A Term with Sheryda Warrener- Winner of the Thomas Mortan Memorial Prize

Sheryda Warrener is the author of two poetry collections, most recently Floating is Everything (Nightwood, 2015). Her work has been featured in a recent Believer art issue, and shortlisted for the Robert Kroetsch Award for Innovative Poetry, the Arc Magazine Poem of the Year, the Malahat Review Long Poem Prize, and selected as runner-up for Lemon Hound’s inaugural poetry contest. In 2016, she became the director of the inaugural Artspeak Studio for Emerging Writers, where she mentors students who use language primarily as a material in visual art. She recently won the Thomas Mortan Memorial Prize run by the Puritan Magazine.

Amongst other classes, Sheryda runs the Advanced Writing of Poetry I for the MFA program and I was delighted to be her student this term. We often have prospective students inquire about how our workshops are run and I thought I would share my experience.

During our last class, a class in which we celebrated the term and the progress we made, after reading some of our work, we decided to draw three tarot cards collectively and were amazed how much these reflected the journey Sheryda took us on.

The first card, The Fool, represented the past and we thought back to the very first class, when we weren’t quite sure what to expect. Some of us knew poetry well, but others had written very little or no poetry at all. We were all very much standing on a cliff, like The Fool, ready to leave what we knew behind, ready to develop as writers. We all had taken the plunge by signing up to her class, but we were looking towards the unknown, hoping to land on our feet.

The second card, The King of Cups, represented the present – where we had arrived after our work together during the term. We all had a portfolio of 8-10 poems, some of which had to be written through specific methods such as a writing experiment or a specific form. This served as a springboard to generate work for those who did not know where to start. It helped students to try new things.

We submitted for workshops multiple times, encouraged by her words:

‘Don’t worry if your work is not finished yet. You will still be revising it after the workshop.’

None of the workshops were the same. We started with a very classical workshop format and then moved to alternative formats such as generative workshops, the Oprah method and the descriptive workshop. Sheryda then ran a workshop for pieces which felt stagnant. We rewrote our own work in multiple ways, for example by changing the order of the lines or inserting new words from fellow poets – all things that made us look at our work with a different set of eyes. We then ran workshops in smaller groups, which helped in diving deeper into revision.

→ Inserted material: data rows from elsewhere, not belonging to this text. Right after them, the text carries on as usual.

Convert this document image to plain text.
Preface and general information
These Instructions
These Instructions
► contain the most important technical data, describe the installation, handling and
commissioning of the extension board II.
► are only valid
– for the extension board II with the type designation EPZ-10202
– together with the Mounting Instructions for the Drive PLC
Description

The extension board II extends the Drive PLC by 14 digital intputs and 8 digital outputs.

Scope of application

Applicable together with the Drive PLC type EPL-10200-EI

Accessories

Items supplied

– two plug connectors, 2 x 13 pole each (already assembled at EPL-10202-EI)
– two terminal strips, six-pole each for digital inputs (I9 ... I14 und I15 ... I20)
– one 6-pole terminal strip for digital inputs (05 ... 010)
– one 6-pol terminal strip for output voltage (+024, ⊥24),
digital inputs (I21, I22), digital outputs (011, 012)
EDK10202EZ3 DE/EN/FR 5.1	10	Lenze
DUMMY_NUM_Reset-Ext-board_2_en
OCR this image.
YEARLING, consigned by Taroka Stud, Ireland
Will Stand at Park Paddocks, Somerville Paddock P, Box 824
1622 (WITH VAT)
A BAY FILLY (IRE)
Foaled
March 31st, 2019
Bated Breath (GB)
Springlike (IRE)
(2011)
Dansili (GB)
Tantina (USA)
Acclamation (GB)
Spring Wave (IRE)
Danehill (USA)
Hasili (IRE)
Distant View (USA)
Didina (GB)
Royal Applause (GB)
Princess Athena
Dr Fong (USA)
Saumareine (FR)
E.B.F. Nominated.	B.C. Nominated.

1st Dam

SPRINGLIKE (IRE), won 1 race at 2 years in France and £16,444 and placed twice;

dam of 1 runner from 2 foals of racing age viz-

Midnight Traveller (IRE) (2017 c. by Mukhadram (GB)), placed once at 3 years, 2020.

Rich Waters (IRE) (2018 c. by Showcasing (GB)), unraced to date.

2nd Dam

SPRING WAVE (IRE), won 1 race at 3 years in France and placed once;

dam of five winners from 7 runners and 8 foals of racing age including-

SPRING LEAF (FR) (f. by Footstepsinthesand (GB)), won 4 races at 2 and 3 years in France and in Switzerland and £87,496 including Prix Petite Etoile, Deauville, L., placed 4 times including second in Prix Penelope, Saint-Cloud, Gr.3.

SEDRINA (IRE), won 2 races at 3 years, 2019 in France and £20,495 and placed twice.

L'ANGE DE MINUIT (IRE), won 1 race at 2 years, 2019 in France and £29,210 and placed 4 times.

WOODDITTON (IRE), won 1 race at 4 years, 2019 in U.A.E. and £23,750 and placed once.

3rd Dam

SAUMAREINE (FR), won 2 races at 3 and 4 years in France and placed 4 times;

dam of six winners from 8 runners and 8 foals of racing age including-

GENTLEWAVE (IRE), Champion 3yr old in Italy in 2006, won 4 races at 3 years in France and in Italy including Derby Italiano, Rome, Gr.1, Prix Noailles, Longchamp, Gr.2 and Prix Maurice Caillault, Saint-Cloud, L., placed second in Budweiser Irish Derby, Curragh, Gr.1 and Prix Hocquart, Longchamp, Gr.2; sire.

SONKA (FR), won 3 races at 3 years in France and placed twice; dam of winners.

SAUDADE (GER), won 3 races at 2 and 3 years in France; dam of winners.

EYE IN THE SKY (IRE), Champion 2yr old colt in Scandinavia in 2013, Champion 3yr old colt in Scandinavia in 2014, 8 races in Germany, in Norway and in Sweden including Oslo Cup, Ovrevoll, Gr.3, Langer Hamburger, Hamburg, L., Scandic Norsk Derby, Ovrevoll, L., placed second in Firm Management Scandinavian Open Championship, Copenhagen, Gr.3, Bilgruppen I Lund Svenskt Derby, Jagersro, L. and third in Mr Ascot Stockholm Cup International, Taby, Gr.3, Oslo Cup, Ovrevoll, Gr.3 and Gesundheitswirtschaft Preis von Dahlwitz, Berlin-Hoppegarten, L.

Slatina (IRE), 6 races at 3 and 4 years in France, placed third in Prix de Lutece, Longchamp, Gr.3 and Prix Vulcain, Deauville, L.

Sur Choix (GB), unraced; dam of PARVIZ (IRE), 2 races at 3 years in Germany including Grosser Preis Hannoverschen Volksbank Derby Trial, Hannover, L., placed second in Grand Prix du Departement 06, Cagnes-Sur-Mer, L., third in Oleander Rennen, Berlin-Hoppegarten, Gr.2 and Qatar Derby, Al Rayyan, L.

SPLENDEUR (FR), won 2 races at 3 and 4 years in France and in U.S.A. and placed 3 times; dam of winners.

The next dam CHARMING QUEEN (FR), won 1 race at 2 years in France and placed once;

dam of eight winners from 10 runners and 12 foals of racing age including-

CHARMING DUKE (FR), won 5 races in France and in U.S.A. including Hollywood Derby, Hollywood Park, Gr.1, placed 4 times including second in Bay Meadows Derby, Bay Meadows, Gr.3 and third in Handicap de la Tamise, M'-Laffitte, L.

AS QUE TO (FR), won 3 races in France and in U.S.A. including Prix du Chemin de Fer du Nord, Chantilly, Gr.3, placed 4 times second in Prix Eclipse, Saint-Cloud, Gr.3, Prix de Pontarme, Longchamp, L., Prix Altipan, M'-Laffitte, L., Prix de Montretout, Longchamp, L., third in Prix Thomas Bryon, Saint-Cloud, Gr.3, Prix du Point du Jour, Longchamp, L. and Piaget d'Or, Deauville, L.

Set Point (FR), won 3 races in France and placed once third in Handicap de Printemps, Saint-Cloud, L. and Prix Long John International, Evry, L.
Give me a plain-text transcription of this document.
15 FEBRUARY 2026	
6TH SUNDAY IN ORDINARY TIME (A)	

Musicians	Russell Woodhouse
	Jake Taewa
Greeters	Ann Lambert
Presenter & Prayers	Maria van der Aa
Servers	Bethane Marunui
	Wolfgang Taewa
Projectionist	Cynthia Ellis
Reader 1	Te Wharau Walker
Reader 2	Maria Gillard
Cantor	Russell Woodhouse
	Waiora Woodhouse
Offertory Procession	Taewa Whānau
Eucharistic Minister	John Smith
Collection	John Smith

Throughout the term we had one assignment looming over our heads – the poetics essay. Apart from the poems and revisions we were generating, we had to spend time thinking about our poetry and our process. To support us, Sheryda ran a lecture on her process of writing a poem and invited a fellow poet, Anne Simpson, to run a session for us. Together we mapped out our work and dug deeper and deeper, finding associations we had missed.

Sheryda encouraged us to get active in the writer’s community and we all had to do at least one thing that counted towards that. Some of us gave readings, other interviewed poets about their work or started poetry blogs or instagram accounts posting poems or poetry translations. I created a class chapbook with poems from all students.

The King of Cups represents rationality, the ability to see beyond the emotion, the exact skill that we acquired. We learnt to look at our work more objectively, to understand where the heat was and what we needed to do to draw it out.

So where did that leave us for the future? The third card we drew was The World. It is the last of the tarot deck and signifies the arrival at the end of the journey. The completion of a grand project exactly as intended. This certainly gave us hope for the future as the most significant thing we learnt in Sheryda’s class is that it’s worth putting in the hard work.